Galeano and Duba are so invested in bringing the Honduran coffee experience to New Hampshire that they also organize annual farm trips for customers. They visit Capucas Copán, Marcala, Montesinos and Santa Barbara, the regions where their coffee comes from.

“Being able to help educate people around why paying a little bit extra sometimes makes a huge difference in somebody else’s life halfway across the world,” Duba says.

The couple says the extra money they spend on their beans helps farmers struggling with the impacts of climate change. Galeano notes that coffee plants need cold nights to thrive, but those are becoming increasingly rare in Honduras. He says that pushes farmers to plant their coffee in higher and higher altitudes, making it more difficult to bring the coffee down from the mountains.

All the roasters NHPR spoke with say they are able to pay the farmers they work with more because they deal directly with them, cutting out middlemen.

When the Galeanos moved to Bristol in 2020, they planned to stay just one year, but they found a community to grow as a family and as entrepreneurs. Still, their dream is to retire to a coffee farm in Honduras.


La Mulita’s Max Pruna, a big espresso fan, says although he loves coffee, his doctor told him he had to slow down. (Gabriela Lozada/NH Public Radio)

‘A revelation’

Another coffee entrepreneur, Max Pruna of Colombia, has already opened his coffee bar and roastery on the Seacoast. He’s the owner of La Mulita, a haven for coffee lovers in Rye. It’s named after the mule, the preferred animal for small farmers in Colombia to transport burlaps bags full of coffee from the mountains to the mills.

Born in Medellin, Pruna arrived in New Hampshire in 1999 with his wife. They came to do postgraduate work but fell in love with the state, so they decided to stay.

Pruna says he never thought about becoming a coffee entrepreneur until he attended a coffee tasting in Boston with George Hawl, a pioneer of the specialty-coffee movement in the U.S. in the early 1970s.

He says he had “a revelation.”

“Colombia has a coffee culture that you won’t see anywhere else,” he says. ”People will offer you coffee any time of the day, and we have one of the most advanced industries in the world.”

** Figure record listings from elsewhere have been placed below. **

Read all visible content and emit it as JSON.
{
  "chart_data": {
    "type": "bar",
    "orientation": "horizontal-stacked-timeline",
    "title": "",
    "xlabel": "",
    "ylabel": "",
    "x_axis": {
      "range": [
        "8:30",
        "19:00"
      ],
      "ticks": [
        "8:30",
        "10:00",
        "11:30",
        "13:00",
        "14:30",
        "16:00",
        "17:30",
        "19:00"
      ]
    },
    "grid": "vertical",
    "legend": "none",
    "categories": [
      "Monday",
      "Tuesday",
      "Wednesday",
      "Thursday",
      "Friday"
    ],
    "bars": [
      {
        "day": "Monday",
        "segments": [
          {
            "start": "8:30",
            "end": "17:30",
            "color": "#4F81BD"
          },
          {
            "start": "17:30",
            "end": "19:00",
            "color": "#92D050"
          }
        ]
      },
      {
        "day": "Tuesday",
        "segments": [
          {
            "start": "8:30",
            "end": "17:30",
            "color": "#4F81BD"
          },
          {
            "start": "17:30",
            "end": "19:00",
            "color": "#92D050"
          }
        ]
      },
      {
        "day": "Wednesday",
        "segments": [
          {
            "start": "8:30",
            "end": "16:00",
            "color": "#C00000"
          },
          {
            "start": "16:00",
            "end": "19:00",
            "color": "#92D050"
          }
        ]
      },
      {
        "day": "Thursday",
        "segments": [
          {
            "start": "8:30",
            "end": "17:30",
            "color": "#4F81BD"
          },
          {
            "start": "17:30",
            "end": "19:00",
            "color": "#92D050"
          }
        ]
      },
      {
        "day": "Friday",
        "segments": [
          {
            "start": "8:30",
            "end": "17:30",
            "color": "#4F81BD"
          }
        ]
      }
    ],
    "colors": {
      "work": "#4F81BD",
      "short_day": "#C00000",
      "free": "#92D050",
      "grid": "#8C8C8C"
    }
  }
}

He imports his coffee from Antioquia, Wila, Nariño, Caldas and Quindio, the five main regions that produce high-quality Colombian coffee. But he says he dreams of bringing beans from the Sierra Nevada, an indigenous area with limited contact with the rest of the world.

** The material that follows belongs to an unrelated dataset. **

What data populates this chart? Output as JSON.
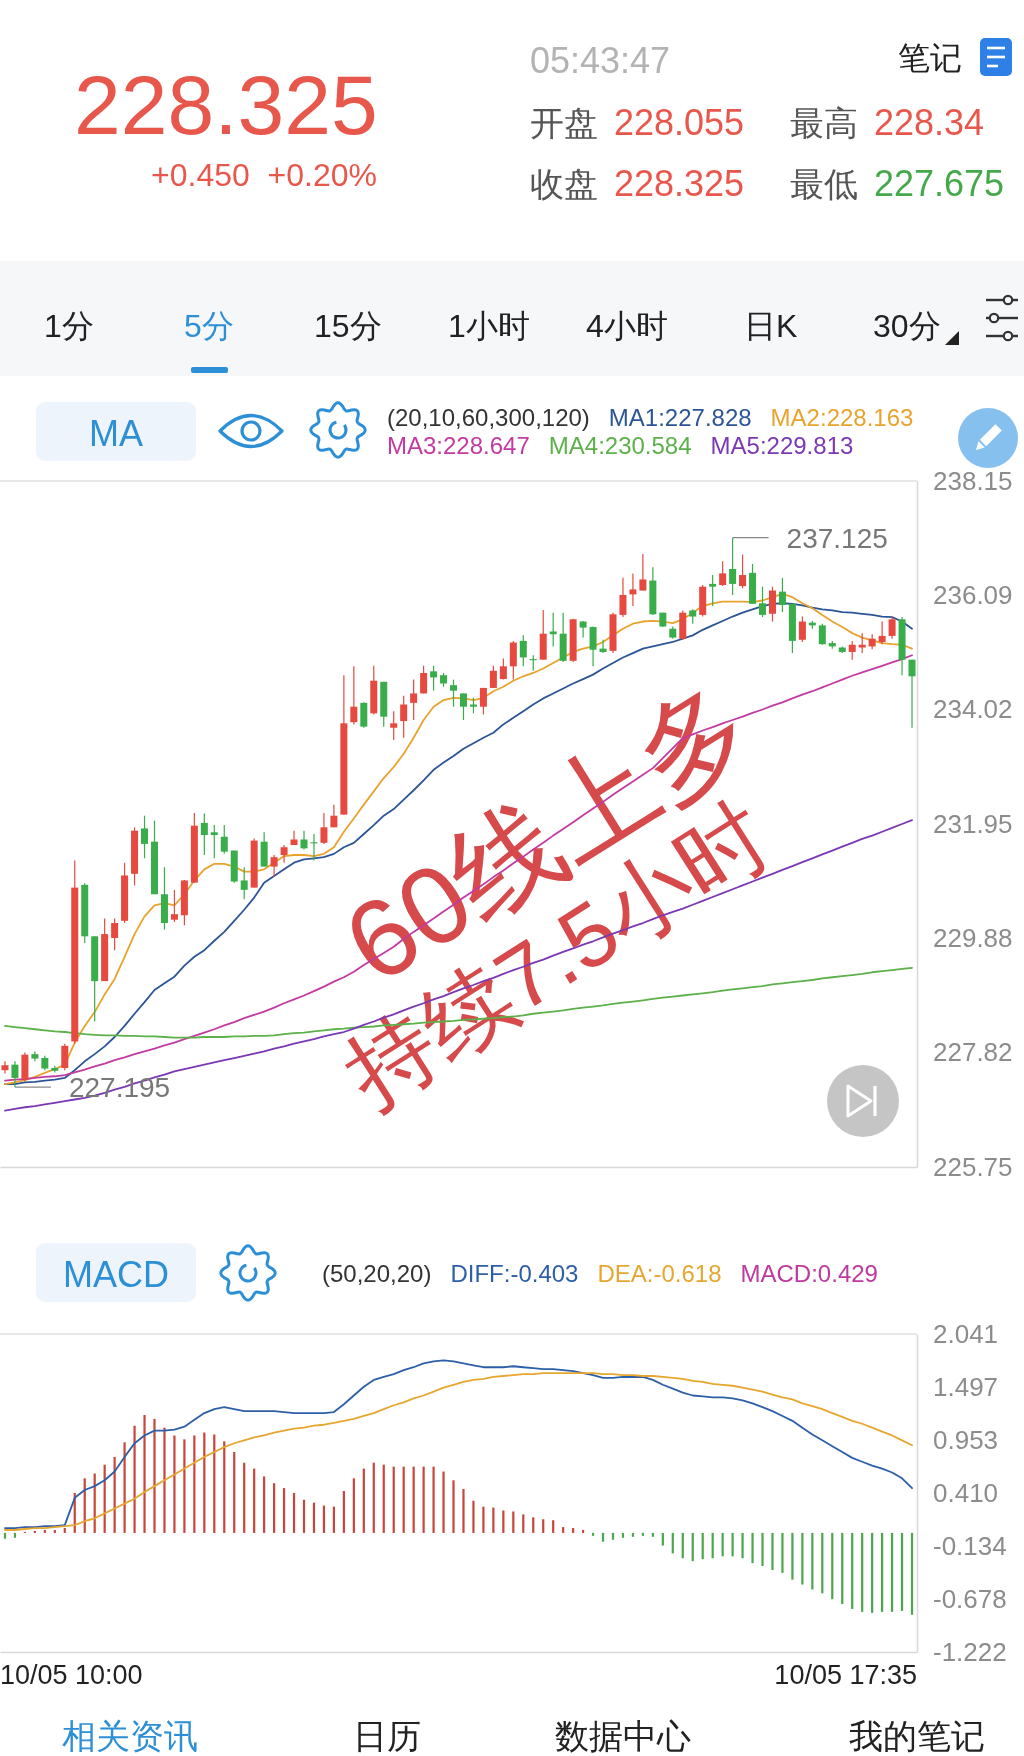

Pruna opened his coffee bar during the pandemic but had to close it for a few months and start selling coffee online.

“A lot of people got into the coffee during the pandemic, so I traveled an hour to deliver one bag of coffee,” he says. “It was not profitable, but I wanted people to put my name out there.”

When Pruna offers me a cup of coffee, I tell him the taste reminds me of my mom in Ecuador. He and the other Latino roasters say coffee evokes memories of their mothers too. It’s unsurprising since, in Latin America, people drink coffee as kids. Pruna says he had his first cup, with milk and lots of sugar, when he was six.

“It tasted like heaven,” he says. ”I guess at that age, whatever your mom is doing with love tastes like the greatest of all.”

These coffee roasters say that when it comes to the perfect cup, it’s not important whether you drink your coffee black or with milk. What matters more is where the coffee comes from and the stories it tells.